Microsoft, which faced its own infamous antitrust trial against the US government more than 20 years ago, has repeatedly tried to entice Apple away from its relationship with Google. The company offered to share 90 per cent of its advertising revenue with Apple to make Bing the default in Safari, court documents showed. But Apple didn’t bite, determining there was no price the Windows maker could offer that would get them to change, according to testimony from company executives during the trial.

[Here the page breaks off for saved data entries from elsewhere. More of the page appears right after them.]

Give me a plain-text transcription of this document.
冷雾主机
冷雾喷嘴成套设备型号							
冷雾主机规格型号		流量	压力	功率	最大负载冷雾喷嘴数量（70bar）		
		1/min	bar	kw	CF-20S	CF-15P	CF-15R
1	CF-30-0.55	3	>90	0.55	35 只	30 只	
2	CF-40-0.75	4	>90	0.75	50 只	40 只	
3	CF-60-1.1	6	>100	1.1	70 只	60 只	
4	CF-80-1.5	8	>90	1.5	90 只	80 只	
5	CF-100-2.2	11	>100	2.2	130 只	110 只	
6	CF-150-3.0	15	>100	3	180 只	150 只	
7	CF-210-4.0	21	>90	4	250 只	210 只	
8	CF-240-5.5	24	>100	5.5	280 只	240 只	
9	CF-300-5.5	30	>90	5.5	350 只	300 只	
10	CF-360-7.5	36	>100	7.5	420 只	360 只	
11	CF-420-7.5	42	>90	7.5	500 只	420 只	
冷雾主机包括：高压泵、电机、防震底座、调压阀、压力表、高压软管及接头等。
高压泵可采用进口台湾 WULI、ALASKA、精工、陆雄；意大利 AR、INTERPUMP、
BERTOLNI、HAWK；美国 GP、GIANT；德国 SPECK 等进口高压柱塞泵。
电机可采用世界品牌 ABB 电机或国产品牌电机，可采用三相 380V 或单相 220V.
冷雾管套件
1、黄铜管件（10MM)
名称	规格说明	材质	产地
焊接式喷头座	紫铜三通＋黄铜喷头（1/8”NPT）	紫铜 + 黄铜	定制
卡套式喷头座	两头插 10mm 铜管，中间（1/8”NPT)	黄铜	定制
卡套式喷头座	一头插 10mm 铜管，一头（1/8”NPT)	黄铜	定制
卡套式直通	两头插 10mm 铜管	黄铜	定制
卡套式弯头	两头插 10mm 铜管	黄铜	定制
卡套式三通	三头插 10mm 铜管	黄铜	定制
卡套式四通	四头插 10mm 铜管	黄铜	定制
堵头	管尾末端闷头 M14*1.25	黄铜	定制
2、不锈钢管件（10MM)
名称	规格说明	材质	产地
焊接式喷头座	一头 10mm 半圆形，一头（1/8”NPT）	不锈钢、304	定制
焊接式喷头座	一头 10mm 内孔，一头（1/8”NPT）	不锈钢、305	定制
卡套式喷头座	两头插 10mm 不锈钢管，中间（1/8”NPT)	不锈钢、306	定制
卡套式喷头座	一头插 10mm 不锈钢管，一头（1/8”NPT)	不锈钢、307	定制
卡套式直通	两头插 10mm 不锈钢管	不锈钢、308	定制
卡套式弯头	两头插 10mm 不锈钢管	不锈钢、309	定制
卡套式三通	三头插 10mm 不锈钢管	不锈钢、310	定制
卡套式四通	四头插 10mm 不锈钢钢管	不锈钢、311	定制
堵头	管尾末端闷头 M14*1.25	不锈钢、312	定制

On Thursday, Mehta asked whether it would be even possible for a new competitor to ever dislodge Google from the Apple contract. The rival would need billions of dollars to create a new search engine and billions more to ensure that Apple wouldn’t lose the money it gets from Google, he said.

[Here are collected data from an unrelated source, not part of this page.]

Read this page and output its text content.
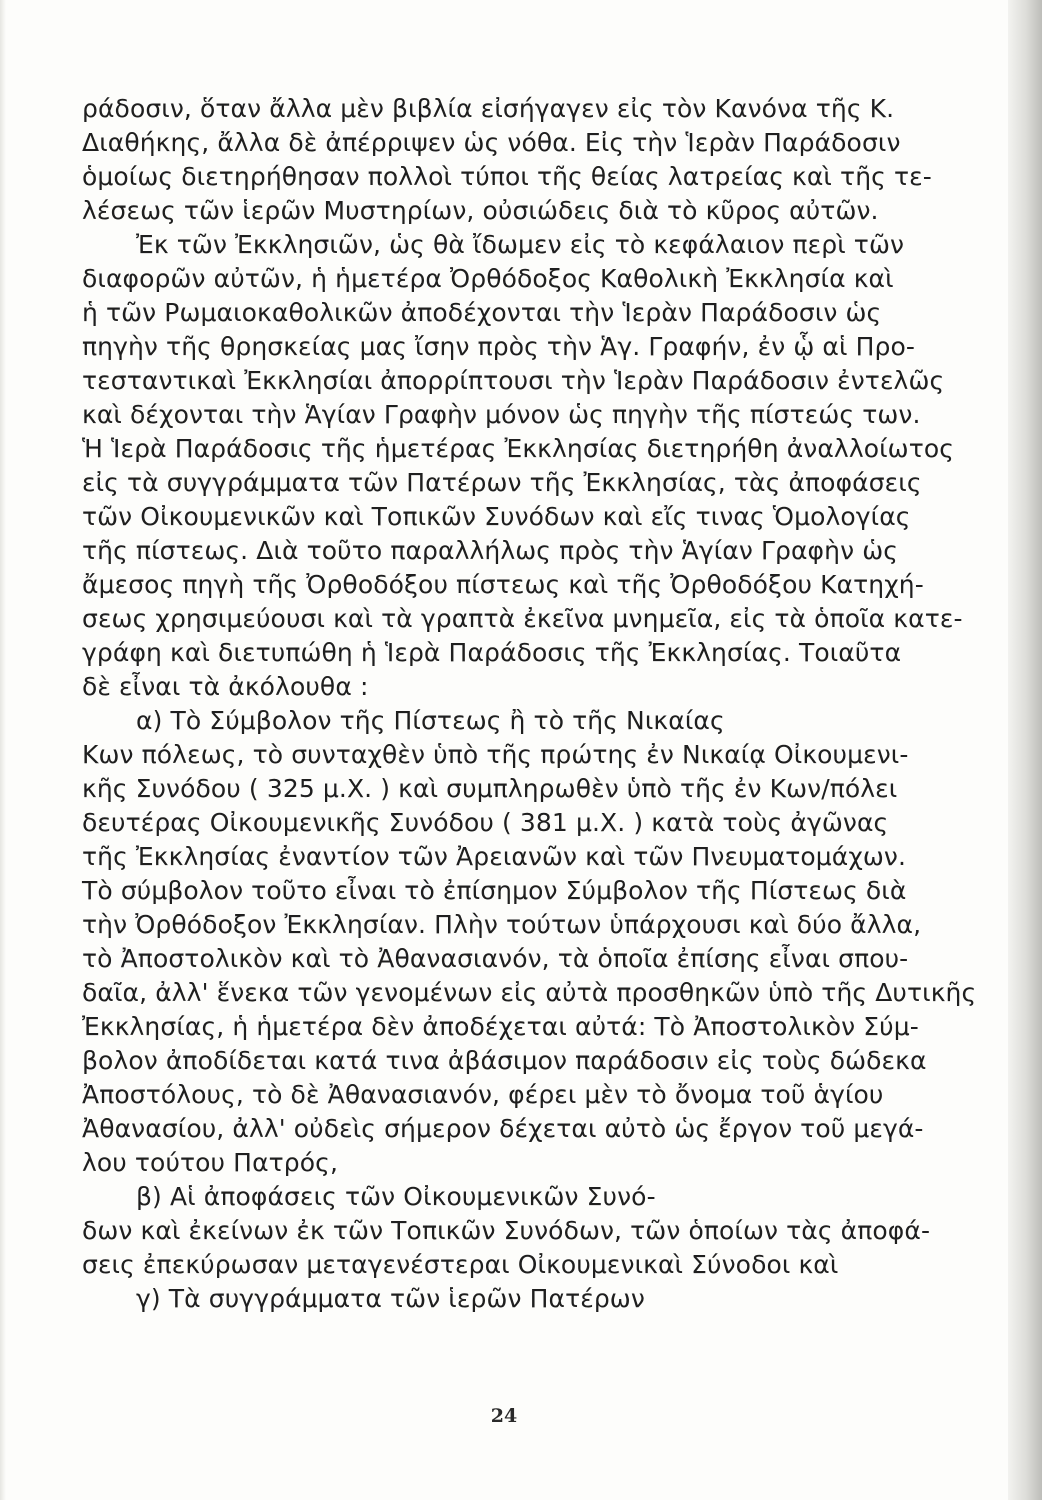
ράδοσιν, ὅταν ἄλλα μὲν βιβλία εἰσήγαγεν εἰς τὸν Κανόνα τῆς Κ.
Διαθήκης, ἄλλα δὲ ἀπέρριψεν ὡς νόθα. Εἰς τὴν Ἱερὰν Παράδοσιν
ὁμοίως διετηρήθησαν πολλοὶ τύποι τῆς θείας λατρείας καὶ τῆς τε-
λέσεως τῶν ἱερῶν Μυστηρίων, οὐσιώδεις διὰ τὸ κῦρος αὐτῶν.
Ἐκ τῶν Ἐκκλησιῶν, ὡς θὰ ἴδωμεν εἰς τὸ κεφάλαιον περὶ τῶν
διαφορῶν αὐτῶν, ἡ ἡμετέρα Ὀρθόδοξος Καθολικὴ Ἐκκλησία καὶ
ἡ τῶν Ρωμαιοκαθολικῶν ἀποδέχονται τὴν Ἱερὰν Παράδοσιν ὡς
πηγὴν τῆς θρησκείας μας ἴσην πρὸς τὴν Ἁγ. Γραφήν, ἐν ᾧ αἱ Προ-
τεσταντικαὶ Ἐκκλησίαι ἀπορρίπτουσι τὴν Ἱερὰν Παράδοσιν ἐντελῶς
καὶ δέχονται τὴν Ἁγίαν Γραφὴν μόνον ὡς πηγὴν τῆς πίστεώς των.
Ἡ Ἱερὰ Παράδοσις τῆς ἡμετέρας Ἐκκλησίας διετηρήθη ἀναλλοίωτος
εἰς τὰ συγγράμματα τῶν Πατέρων τῆς Ἐκκλησίας, τὰς ἀποφάσεις
τῶν Οἰκουμενικῶν καὶ Τοπικῶν Συνόδων καὶ εἴς τινας Ὁμολογίας
τῆς πίστεως. Διὰ τοῦτο παραλλήλως πρὸς τὴν Ἁγίαν Γραφὴν ὡς
ἄμεσος πηγὴ τῆς Ὀρθοδόξου πίστεως καὶ τῆς Ὀρθοδόξου Κατηχή-
σεως χρησιμεύουσι καὶ τὰ γραπτὰ ἐκεῖνα μνημεῖα, εἰς τὰ ὁποῖα κατε-
γράφη καὶ διετυπώθη ἡ Ἱερὰ Παράδοσις τῆς Ἐκκλησίας. Τοιαῦτα
δὲ εἶναι τὰ ἀκόλουθα :
α) Τὸ Σύμβολον τῆς Πίστεως ἢ τὸ τῆς Νικαίας
Κων πόλεως, τὸ συνταχθὲν ὑπὸ τῆς πρώτης ἐν Νικαίᾳ Οἰκουμενι-
κῆς Συνόδου ( 325 μ.Χ. ) καὶ συμπληρωθὲν ὑπὸ τῆς ἐν Κων/πόλει
δευτέρας Οἰκουμενικῆς Συνόδου ( 381 μ.Χ. ) κατὰ τοὺς ἀγῶνας
τῆς Ἐκκλησίας ἐναντίον τῶν Ἀρειανῶν καὶ τῶν Πνευματομάχων.
Τὸ σύμβολον τοῦτο εἶναι τὸ ἐπίσημον Σύμβολον τῆς Πίστεως διὰ
τὴν Ὀρθόδοξον Ἐκκλησίαν. Πλὴν τούτων ὑπάρχουσι καὶ δύο ἄλλα,
τὸ Ἀποστολικὸν καὶ τὸ Ἀθανασιανόν, τὰ ὁποῖα ἐπίσης εἶναι σπου-
δαῖα, ἀλλ' ἕνεκα τῶν γενομένων εἰς αὐτὰ προσθηκῶν ὑπὸ τῆς Δυτικῆς
Ἐκκλησίας, ἡ ἡμετέρα δὲν ἀποδέχεται αὐτά: Τὸ Ἀποστολικὸν Σύμ-
βολον ἀποδίδεται κατά τινα ἀβάσιμον παράδοσιν εἰς τοὺς δώδεκα
Ἀποστόλους, τὸ δὲ Ἀθανασιανόν, φέρει μὲν τὸ ὄνομα τοῦ ἁγίου
Ἀθανασίου, ἀλλ' οὐδεὶς σήμερον δέχεται αὐτὸ ὡς ἔργον τοῦ μεγά-
λου τούτου Πατρός,
β) Αἱ ἀποφάσεις τῶν Οἰκουμενικῶν Συνό-
δων καὶ ἐκείνων ἐκ τῶν Τοπικῶν Συνόδων, τῶν ὁποίων τὰς ἀποφά-
σεις ἐπεκύρωσαν μεταγενέστεραι Οἰκουμενικαὶ Σύνοδοι καὶ
γ) Τὰ συγγράμματα τῶν ἱερῶν Πατέρων
24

“I can’t conceive of a world in which a new competitor could do that if Microsoft couldn’t do it,” Mehta said.

Schmidtlein said the contracts emerged from a fair competition. “The antitrust laws are not designed to ensure competitive markets. They are designed to ensure a competitive process,”  he said.

The specter of artificial intelligence, which has the potential to change Google’s core search business, also loomed in the background of closing arguments in court.

Google’s lawyer sought to portray the government’s case as backward-looking, since search is undergoing a major transformation with the “massive investment going into AI.”

Google has been integrating generative AI technology, which can create new text, images or even video based on user prompts, into its products and services, from Gmail to Google Docs. But it has been more deliberate about introducing the technology directly into its flagship search engine, which it risks being cannibalized by AI chatbots, such as OpenAI’s ChatGPT, that can answer general questions in a more conversational tone, rather than providing a list of links to other websites. Google claims that the rapid growth of AI has put it on the defensive in search from rivals like Microsoft, which has invested roughly $13 billion in OpenAI and is infusing its Bing search engine with ChatGPT functionality.

But Mehta dismissed such challenges as irrelevant to the case at hand. “No one’s saying that a purely AI-driven search engine couldn’t succeed tomorrow,” Mehta said. “What I’m focused on is today.”

If government lawyers succeed in proving that Google’s agreements violate antitrust laws, the case will move to a second stage aimed at imposing remedies to alleviate any harm caused by the company’s conduct. The judge could rule to break up the company or require Google to share the data its searches generate with rivals to help them improve their search engines. Or, he could absolve the company completely. Closing arguments will continue on Friday.